O texto possui 17 Artigos, além dos parágrafos únicos. Subdividem-se: “DA PRESERVAÇÃO DO BACURI, DO PEQUI E OUTROS RECURSOS AMBIENTAIS (MINERAIS, VEGETAIS E ANIMAIS); “DAS CONDUTAS PROIBIDAS E PENALIDADES”, “DA FISCALIZAÇÃO”; “DISPOSIÇÕES GERAIS” e outros anexos como o “Termo de Notificações”, “Termo de Comprometimento” e “Termo de Denúncia”. A audiência durou quatro horas e no final saiu como encaminhamento fundamental uma formação e planejamento com o “Conselho de Fiscalização” que será composto por duas pessoas de cada associação, o Conselho receberá uma formação e orientações de como poderão atuar a partir do Parecer do Ministério Público.
Um território de chapadas, brejos e babaçuais rico em frutos nativos como, bacuri, pequi, mangaba, murici, pitomba de leite, puçá, araticum, pati, ingá, tucum, tuturubá, araçá, cajá, buriti, buritirana, pitomba, anajá, babaçu; em madeiras de lei como pau dárco, aroeira, amargoso, mama cachorro, piquiá, folha larga, camaçari, bacuri bravo, cedro e jatobá; farto ainda em plantas medicinais, como janaguba, alecrim, aroeira, jatobá, gonçalave e barbatimão que será protegido por uma lei autônoma – e de atuação nos meios jurídicos e reconhecimento civil. O assunto se alargou para outros temas ligados a reforma agrária e conflitos socioambientais na região do Baixo Parnaíba maranhense como a resistência das comunidades tradicionais contra o agronegócio do eucalipto e a violência no campo; uma vez que os moradores de Juçaral estão passando por um conflito direto com a Empresa Suzano em disputa de uma área de terra dentro do povoado, pois vale lembrar que os antecedentes históricos de luta pela terra em Juçaral é registrado desde os anos 90, quando as CEBs e agentes em defesa da Reforma Agrária daquela região derrubaram os fornos da então Empresa Maflora – que na época extraia madeira das chapadas para a fabricação de carvão vegetal.

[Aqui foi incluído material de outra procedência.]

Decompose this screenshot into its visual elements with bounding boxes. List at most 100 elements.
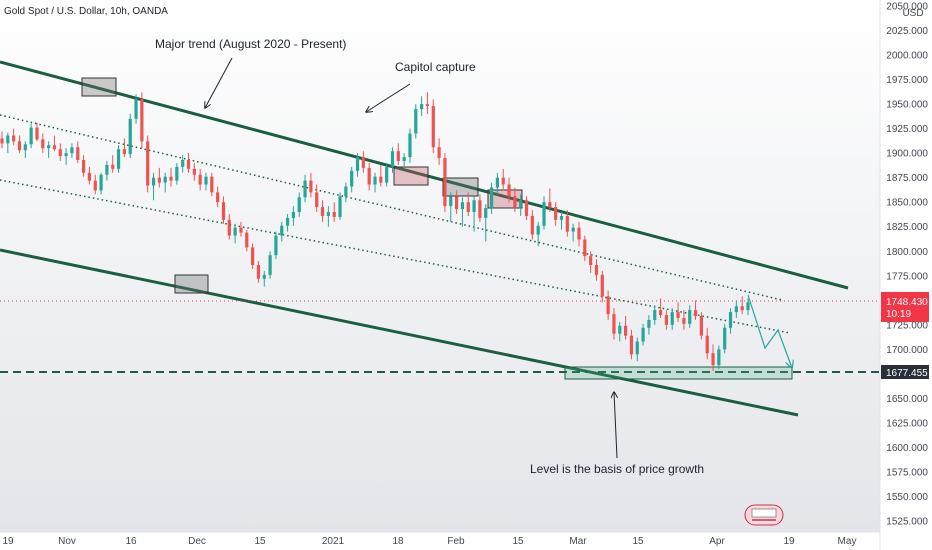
- candle-body: [233, 227, 237, 236]
- candle-body: [169, 176, 173, 181]
- candle: [140, 92, 144, 149]
- candle-body: [355, 157, 360, 171]
- candle-body: [670, 312, 674, 325]
- candle-body: [431, 106, 435, 148]
- candle: [367, 162, 371, 191]
- candle-body: [41, 139, 45, 149]
- candle-body: [740, 306, 744, 311]
- candle-body: [536, 225, 540, 235]
- touch-point-boxes[interactable]: [81, 77, 793, 380]
- x-tick-label: Dec: [188, 536, 206, 547]
- dotted-trendline-lower[interactable]: [0, 179, 791, 334]
- touch-box-feb-high[interactable]: [442, 177, 479, 197]
- candle: [175, 162, 179, 185]
- candle: [99, 172, 103, 195]
- dotted-trendline-upper[interactable]: [0, 114, 783, 301]
- candle: [629, 329, 634, 360]
- candle-body: [478, 200, 482, 218]
- candle-body: [326, 212, 330, 216]
- candle: [519, 194, 523, 216]
- candle: [52, 135, 57, 152]
- candle: [542, 196, 546, 230]
- candle: [146, 135, 150, 193]
- candle: [297, 192, 301, 217]
- candle: [624, 316, 628, 340]
- currency-label: USD: [902, 8, 923, 19]
- candle-body: [635, 341, 639, 355]
- candle: [385, 162, 389, 187]
- candle-body: [268, 255, 272, 275]
- candle: [157, 167, 161, 188]
- candle-body: [594, 265, 599, 275]
- candle: [414, 104, 418, 139]
- candle: [565, 210, 569, 237]
- candle-body: [262, 274, 266, 279]
- candle: [315, 184, 319, 213]
- candlestick-series: [0, 92, 750, 371]
- candle: [268, 251, 272, 279]
- candle-body: [291, 212, 296, 218]
- candle-body: [437, 147, 441, 159]
- candle-body: [699, 316, 703, 336]
- candle-body: [111, 164, 115, 169]
- projection-path[interactable]: [747, 294, 792, 368]
- candle: [402, 153, 406, 167]
- candle: [507, 177, 511, 203]
- last-price-badge: 1748.430 10:19: [881, 292, 929, 322]
- candle: [151, 172, 156, 201]
- candle: [653, 305, 657, 325]
- y-tick-label: 1525.000: [886, 517, 928, 528]
- candle: [460, 197, 465, 227]
- candle: [589, 251, 593, 273]
- candle-body: [76, 147, 80, 161]
- candle: [711, 344, 715, 371]
- candle: [87, 166, 92, 185]
- y-tick-label: 2050.000: [886, 1, 928, 12]
- candle: [332, 202, 336, 222]
- candle-body: [251, 247, 255, 265]
- candle: [81, 155, 86, 177]
- inner-trendlines[interactable]: [0, 114, 791, 334]
- candle: [728, 308, 733, 334]
- touch-box-dec-low[interactable]: [174, 274, 209, 294]
- candle-body: [0, 138, 4, 144]
- candle: [699, 312, 703, 340]
- candle: [58, 143, 62, 161]
- candle-body: [151, 177, 156, 186]
- candle-body: [239, 227, 243, 233]
- candle: [122, 138, 126, 158]
- candle: [251, 243, 255, 269]
- candle-body: [157, 177, 161, 183]
- candle-body: [425, 104, 430, 107]
- candle: [740, 296, 744, 315]
- candle-body: [256, 265, 261, 279]
- scroll-to-realtime-widget[interactable]: [744, 504, 784, 526]
- candle: [554, 202, 558, 226]
- candle: [688, 305, 692, 328]
- candle-body: [653, 310, 657, 320]
- candle-body: [285, 217, 290, 226]
- candle-body: [35, 127, 39, 140]
- candle: [361, 151, 365, 173]
- candle: [583, 235, 587, 262]
- candle: [111, 155, 115, 173]
- candle: [559, 212, 564, 230]
- channel-lower-line[interactable]: [0, 248, 799, 417]
- candle-body: [192, 168, 196, 175]
- candle-body: [396, 151, 400, 161]
- candle-body: [12, 135, 16, 142]
- y-tick-label: 1575.000: [886, 468, 928, 479]
- touch-box-jan-high-1[interactable]: [393, 166, 429, 186]
- candle: [303, 174, 307, 203]
- support-zone-box[interactable]: [564, 366, 793, 380]
- candle: [618, 321, 622, 342]
- candle-body: [128, 118, 132, 155]
- candle: [355, 153, 360, 177]
- candle: [274, 231, 278, 260]
- candle-body: [361, 157, 365, 168]
- candle: [128, 113, 132, 159]
- candle: [291, 206, 296, 226]
- touch-box-nov-high[interactable]: [81, 77, 117, 97]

Um dos principais objetivos do evento é conscientizar a população e levar essas audiências públicas para outros territórios de Urbano Santos e outros municípios – assim fortalecendo a luta e atuação da auto-militância das comunidades tradicionais em defesa de seus espaços de produção agrícola, extrativismo, caça, pesca e reprodução social e cultural. Independentemente de poderes públicos e da burocracia “politica do estado”. De tanto esperar, as comunidades agora resolvem criar suas próprias leis, sendo elas mesmas as protetoras e fiscalizadoras de seus territórios livres.